Wir sprechen uns für den Vorschlag von MIB aus, den wir für rundum gelungen halten. Den Vorschlag von FONDARA lehnen wir ab, denn eine Verengung der Rudolf-Breitscheid-Straße, eine riesige Tiefgarage unter der Freiheit und ein überdimensioniertes, weitgehend geschlossenes Center sind mit uns nicht zu machen. Beim Vorschlag von TenBrinke/ATP sehen wir noch Nachbesserungsbedarf, v.a. in architektonischer Hinsicht.

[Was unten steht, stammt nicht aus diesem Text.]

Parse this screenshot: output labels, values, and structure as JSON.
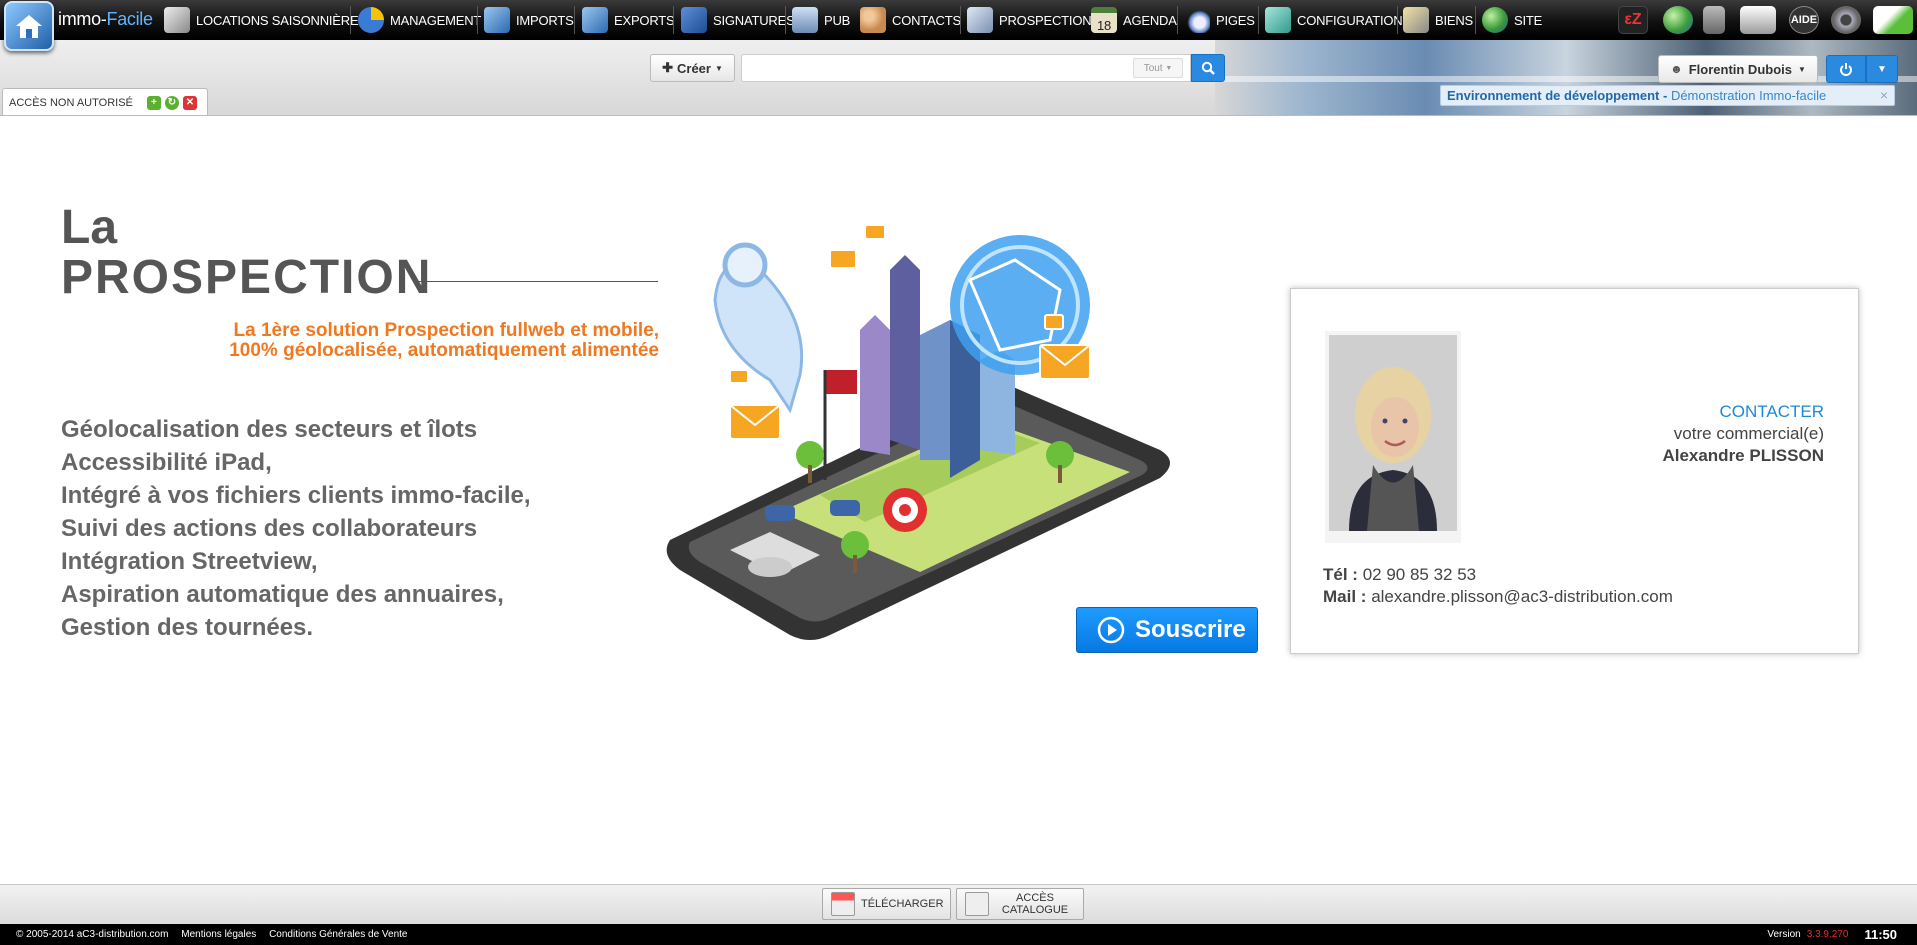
{
  "app": {
    "logo_name_a": "immo-",
    "logo_name_b": "Facile"
  },
  "nav": [
    {
      "label": "LOCATIONS SAISONNIÈRES",
      "icon": "keys-icon",
      "color": "#8aa"
    },
    {
      "label": "MANAGEMENT",
      "icon": "pie-chart-icon",
      "color": "#3a7bd5"
    },
    {
      "label": "IMPORTS",
      "icon": "import-arrow-icon",
      "color": "#4a8fd0"
    },
    {
      "label": "EXPORTS",
      "icon": "export-arrow-icon",
      "color": "#4a8fd0"
    },
    {
      "label": "SIGNATURES",
      "icon": "signature-book-icon",
      "color": "#2e5ea8"
    },
    {
      "label": "PUB",
      "icon": "billboard-icon",
      "color": "#6c8cb5"
    },
    {
      "label": "CONTACTS",
      "icon": "contacts-icon",
      "color": "#c88a50"
    },
    {
      "label": "PROSPECTION",
      "icon": "prospection-icon",
      "color": "#7a8fb0"
    },
    {
      "label": "AGENDA",
      "icon": "calendar-icon",
      "color": "#e9e0c8"
    },
    {
      "label": "PIGES",
      "icon": "magnifier-icon",
      "color": "#5b86c6"
    },
    {
      "label": "CONFIGURATION",
      "icon": "config-icon",
      "color": "#3fb0a0"
    },
    {
      "label": "BIENS",
      "icon": "property-keys-icon",
      "color": "#999"
    },
    {
      "label": "SITE",
      "icon": "globe-icon",
      "color": "#4caf50"
    }
  ],
  "calendar_day": "18",
  "right_icons": {
    "aide": "AIDE"
  },
  "header": {
    "create_label": "Créer",
    "search_placeholder": "",
    "search_scope": "Tout",
    "user_name": "Florentin Dubois"
  },
  "env": {
    "bold": "Environnement de développement",
    "dash": " - ",
    "link": "Démonstration Immo-facile",
    "close": "×"
  },
  "tab": {
    "label": "ACCÈS NON AUTORISÉ"
  },
  "content": {
    "title_la": "La",
    "title_prospection": "PROSPECTION",
    "tagline_1": "La 1ère solution Prospection fullweb et mobile,",
    "tagline_2": "100% géolocalisée, automatiquement alimentée",
    "features": [
      "Géolocalisation des secteurs et îlots",
      "Accessibilité iPad,",
      "Intégré à vos fichiers clients immo-facile,",
      "Suivi des actions des collaborateurs",
      "Intégration Streetview,",
      "Aspiration automatique des annuaires,",
      "Gestion des tournées."
    ],
    "subscribe_label": "Souscrire"
  },
  "contact": {
    "contacter": "CONTACTER",
    "votre": "votre commercial(e)",
    "name": "Alexandre PLISSON",
    "tel_label": "Tél :",
    "tel": "02 90 85 32 53",
    "mail_label": "Mail :",
    "mail": "alexandre.plisson@ac3-distribution.com"
  },
  "bottom": {
    "download": "TÉLÉCHARGER",
    "catalog_1": "ACCÈS",
    "catalog_2": "CATALOGUE"
  },
  "footer": {
    "copyright": "© 2005-2014 aC3-distribution.com",
    "mentions": "Mentions légales",
    "cgv": "Conditions Générales de Vente",
    "version_label": "Version",
    "version": "3.3.9.270",
    "time": "11:50"
  }
}
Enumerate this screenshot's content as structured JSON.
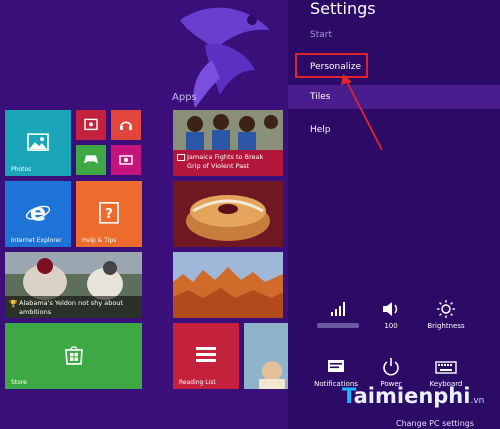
{
  "settings": {
    "title": "Settings",
    "subtitle": "Start",
    "menu": [
      "Personalize",
      "Tiles",
      "Help"
    ],
    "quick": {
      "brightness_label": "Brightness",
      "volume_level": "100",
      "notifications_label": "Notifications",
      "power_label": "Power",
      "keyboard_label": "Keyboard"
    },
    "footer_link": "Change PC settings"
  },
  "start": {
    "apps_label": "Apps",
    "tiles": {
      "photos": "Photos",
      "ie": "Internet Explorer",
      "help": "Help & Tips",
      "store": "Store",
      "reading": "Reading List"
    },
    "news1": "Jamaica Fights to Break Grip of Violent Past",
    "sports1": "Alabama's Yeldon not shy about ambitions"
  },
  "watermark": {
    "brand_main": "aimienphi",
    "brand_t": "T",
    "brand_tld": ".vn"
  },
  "colors": {
    "background": "#3a0f7a",
    "charm": "#2b0b66",
    "highlight": "#e0222c",
    "accent_teal": "#1aa6b8",
    "accent_red": "#e2453b",
    "accent_green": "#3ea944",
    "accent_blue": "#1e74d6"
  }
}
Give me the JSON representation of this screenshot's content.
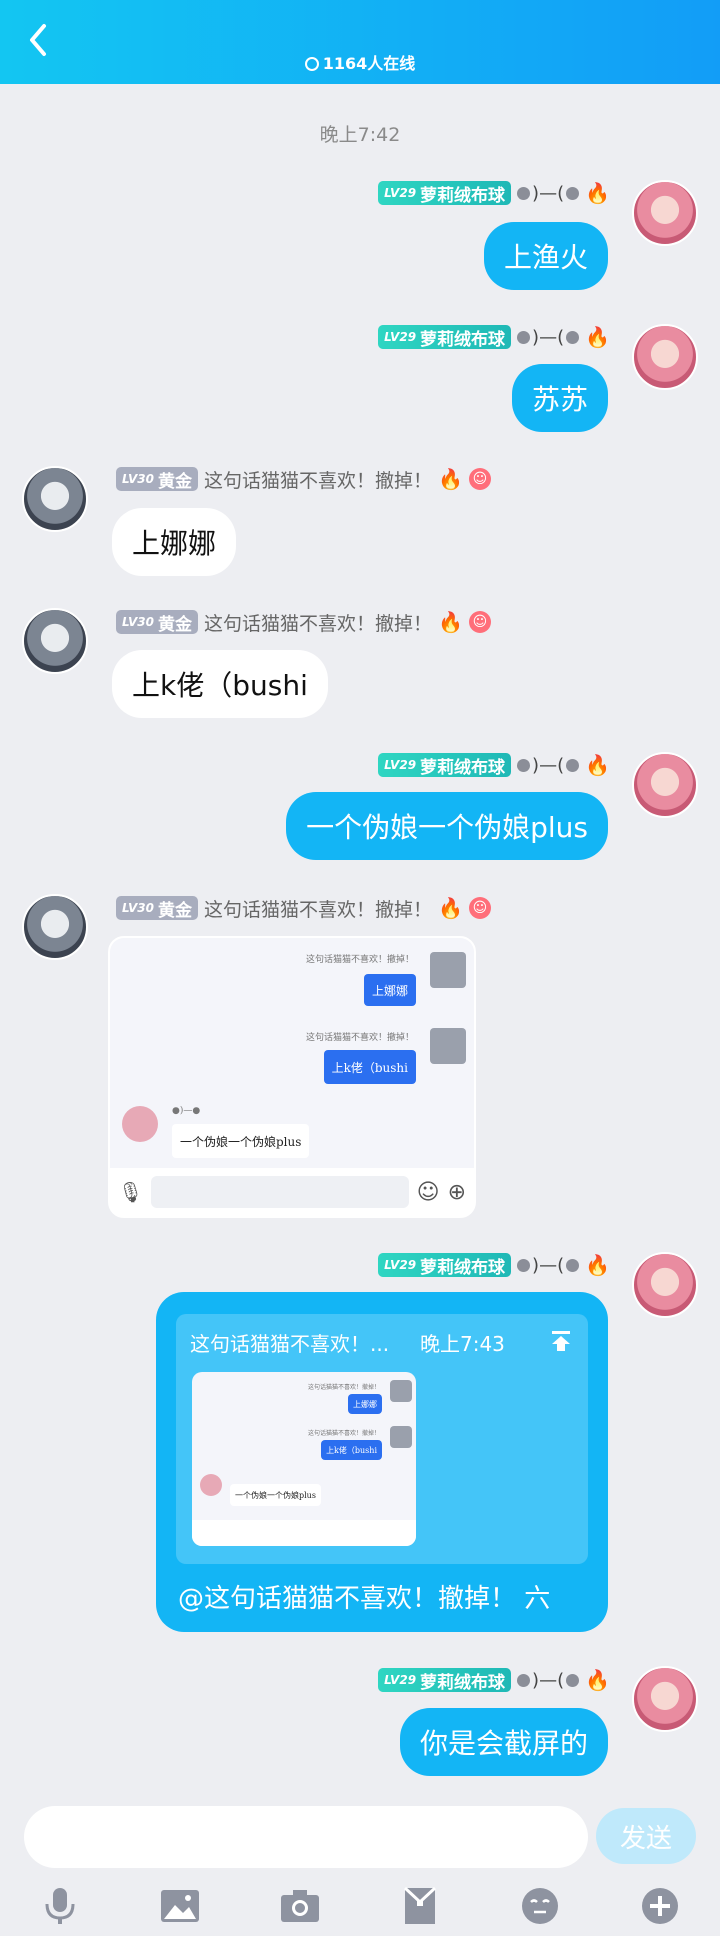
{
  "header": {
    "online": "1164人在线"
  },
  "timestamp": "晚上7:42",
  "users": {
    "me": {
      "level": "LV29",
      "name": "萝莉绒布球",
      "title": ")—("
    },
    "other": {
      "level": "LV30",
      "name": "黄金",
      "title": "这句话猫猫不喜欢！撤掉！"
    }
  },
  "messages": [
    {
      "text": "上渔火"
    },
    {
      "text": "苏苏"
    },
    {
      "text": "上娜娜"
    },
    {
      "text": "上k佬（bushi"
    },
    {
      "text": "一个伪娘一个伪娘plus"
    },
    {
      "screenshot": {
        "note1": "这句话猫猫不喜欢！撤掉！",
        "bubble1": "上娜娜",
        "note2": "这句话猫猫不喜欢！撤掉！",
        "bubble2": "上k佬（bushi",
        "name3": "●)—●",
        "bubble3": "一个伪娘一个伪娘plus"
      }
    },
    {
      "reply": {
        "quote_name": "这句话猫猫不喜欢！...",
        "quote_time": "晚上7:43",
        "mini_note1": "这句话猫猫不喜欢！撤掉！",
        "mini_bubble1": "上娜娜",
        "mini_note2": "这句话猫猫不喜欢！撤掉！",
        "mini_bubble2": "上k佬（bushi",
        "mini_bubble3": "一个伪娘一个伪娘plus",
        "text": "@这句话猫猫不喜欢！撤掉！ 六"
      }
    },
    {
      "text": "你是会截屏的"
    }
  ],
  "composer": {
    "send_label": "发送",
    "placeholder": ""
  },
  "toolbar": [
    "mic-icon",
    "image-icon",
    "camera-icon",
    "redpacket-icon",
    "emoji-icon",
    "plus-icon"
  ]
}
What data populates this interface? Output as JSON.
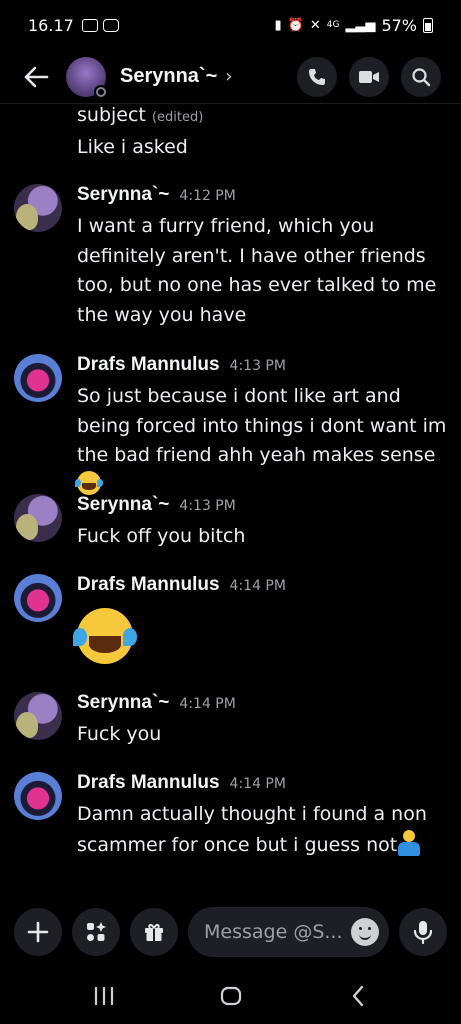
{
  "status_bar": {
    "time": "16.17",
    "network": "4G",
    "battery": "57%",
    "icons": [
      "gallery-icon",
      "youtube-icon",
      "battery-saver-icon",
      "alarm-icon",
      "mute-icon",
      "signal-icon",
      "battery-icon"
    ]
  },
  "header": {
    "title": "Serynna`~",
    "chevron": "›",
    "actions": [
      "call-icon",
      "video-icon",
      "search-icon"
    ]
  },
  "messages": {
    "continued": {
      "line1": "subject",
      "edited": "(edited)",
      "line2": "Like i asked"
    },
    "items": [
      {
        "author": "Serynna`~",
        "time": "4:12 PM",
        "text": "I want a furry friend, which you definitely aren't. I have other friends too, but no one has ever talked to me the way you have",
        "emoji": ""
      },
      {
        "author": "Drafs Mannulus",
        "time": "4:13 PM",
        "text": "So just because i dont like art and being forced into things i dont want im the bad friend ahh yeah makes sense",
        "emoji": "rolling-on-floor-laughing"
      },
      {
        "author": "Serynna`~",
        "time": "4:13 PM",
        "text": "Fuck off you bitch",
        "emoji": ""
      },
      {
        "author": "Drafs Mannulus",
        "time": "4:14 PM",
        "text": "",
        "emoji": "rolling-on-floor-laughing"
      },
      {
        "author": "Serynna`~",
        "time": "4:14 PM",
        "text": "Fuck you",
        "emoji": ""
      },
      {
        "author": "Drafs Mannulus",
        "time": "4:14 PM",
        "text": "Damn actually thought i found a non scammer for once but i guess not",
        "emoji": "person-shrugging"
      }
    ]
  },
  "composer": {
    "placeholder": "Message @S...",
    "buttons": [
      "plus-icon",
      "apps-icon",
      "gift-icon",
      "emoji-icon",
      "microphone-icon"
    ]
  },
  "navbar": {
    "buttons": [
      "recent-apps-icon",
      "home-icon",
      "back-icon"
    ]
  },
  "colors": {
    "background": "#000000",
    "surface": "#1e1f24",
    "text": "#f2f3f5",
    "muted": "#9ea0a6"
  }
}
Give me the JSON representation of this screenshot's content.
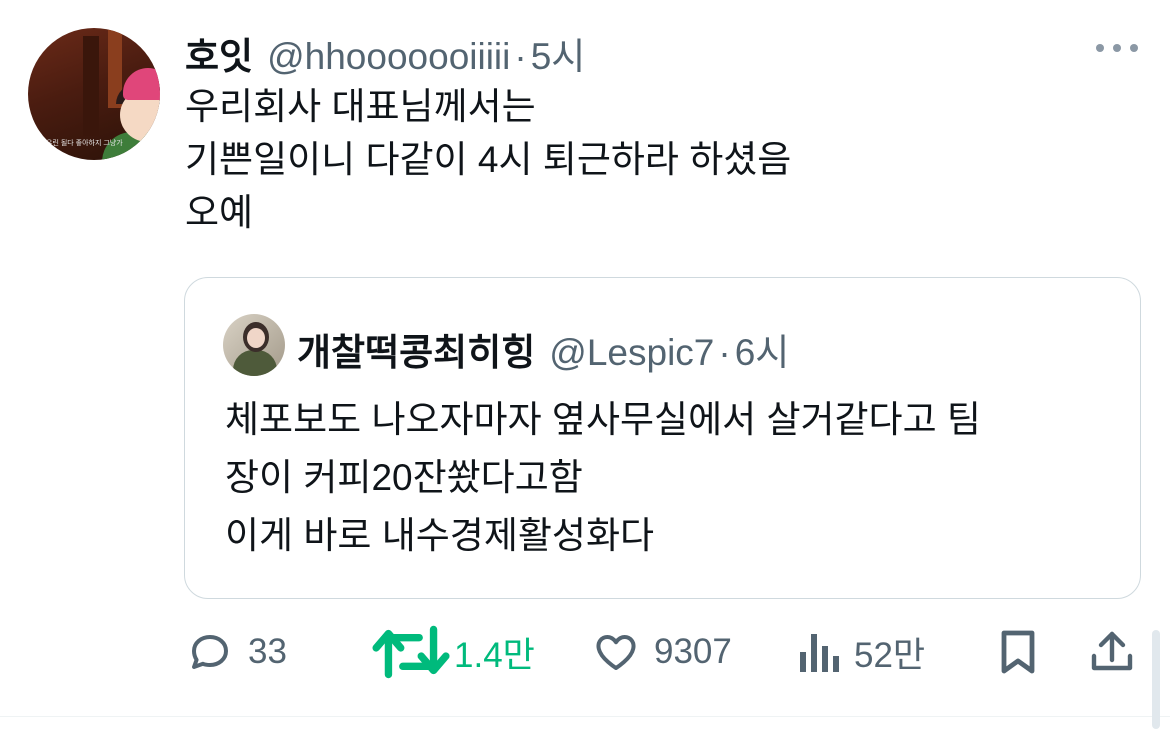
{
  "tweet": {
    "author_name": "호잇",
    "author_handle": "@hhooooooiiiii",
    "separator": "·",
    "time": "5시",
    "lines": [
      "우리회사 대표님께서는",
      "기쁜일이니 다같이 4시 퇴근하라 하셨음",
      "오예"
    ],
    "avatar_caption": "우린 될다 좋아하지 그냥가"
  },
  "quote": {
    "author_name": "개찰떡콩최히힝",
    "author_handle": "@Lespic7",
    "separator": "·",
    "time": "6시",
    "lines": [
      "체포보도 나오자마자 옆사무실에서 살거같다고 팀",
      "장이 커피20잔쐈다고함",
      "이게 바로 내수경제활성화다"
    ]
  },
  "actions": {
    "reply_count": "33",
    "retweet_count": "1.4만",
    "like_count": "9307",
    "views_count": "52만"
  },
  "icons": {
    "more": "more-horizontal-icon",
    "reply": "reply-icon",
    "retweet": "retweet-icon",
    "like": "heart-icon",
    "views": "views-chart-icon",
    "bookmark": "bookmark-icon",
    "share": "share-icon"
  },
  "colors": {
    "text_primary": "#0f1419",
    "text_secondary": "#536471",
    "retweet_active": "#00ba7c",
    "border": "#cfd9de"
  }
}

Den Beschluss unserer Mitgliederversammlung stellen wir hier im PDF-Format und als „normalen“ Text zur Verfügung:

Innenstadt beleben – Einzelhandel stärken

MIB ist die erste Wahl für den neuen Einkaufsschwerpunkt

Am 7. Juli wurden die Vorschläge der drei verbliebenen Investoren für ein neues Einkaufszentrum in der Innenstadt vorgestellt. Nach monatelangen Gesprächen hinter verschlossenen Türen ist die Intransparenz damit nun wenigstens teilweise zu Ende. Allerdings vermissen wir eine öffentliche Präsentation seitens der Stadt. Die FürtherInnen haben ein hohes Interesse an der Entwicklung dieses Einkaufszentrums gezeigt und die Stadt überlässt die Information den „Fürther Nachrichten“ und der Bürgerinitiative. Einmal mehr wurde die Chance auf direkte Kommunikation mit der Bevölkerung vertan.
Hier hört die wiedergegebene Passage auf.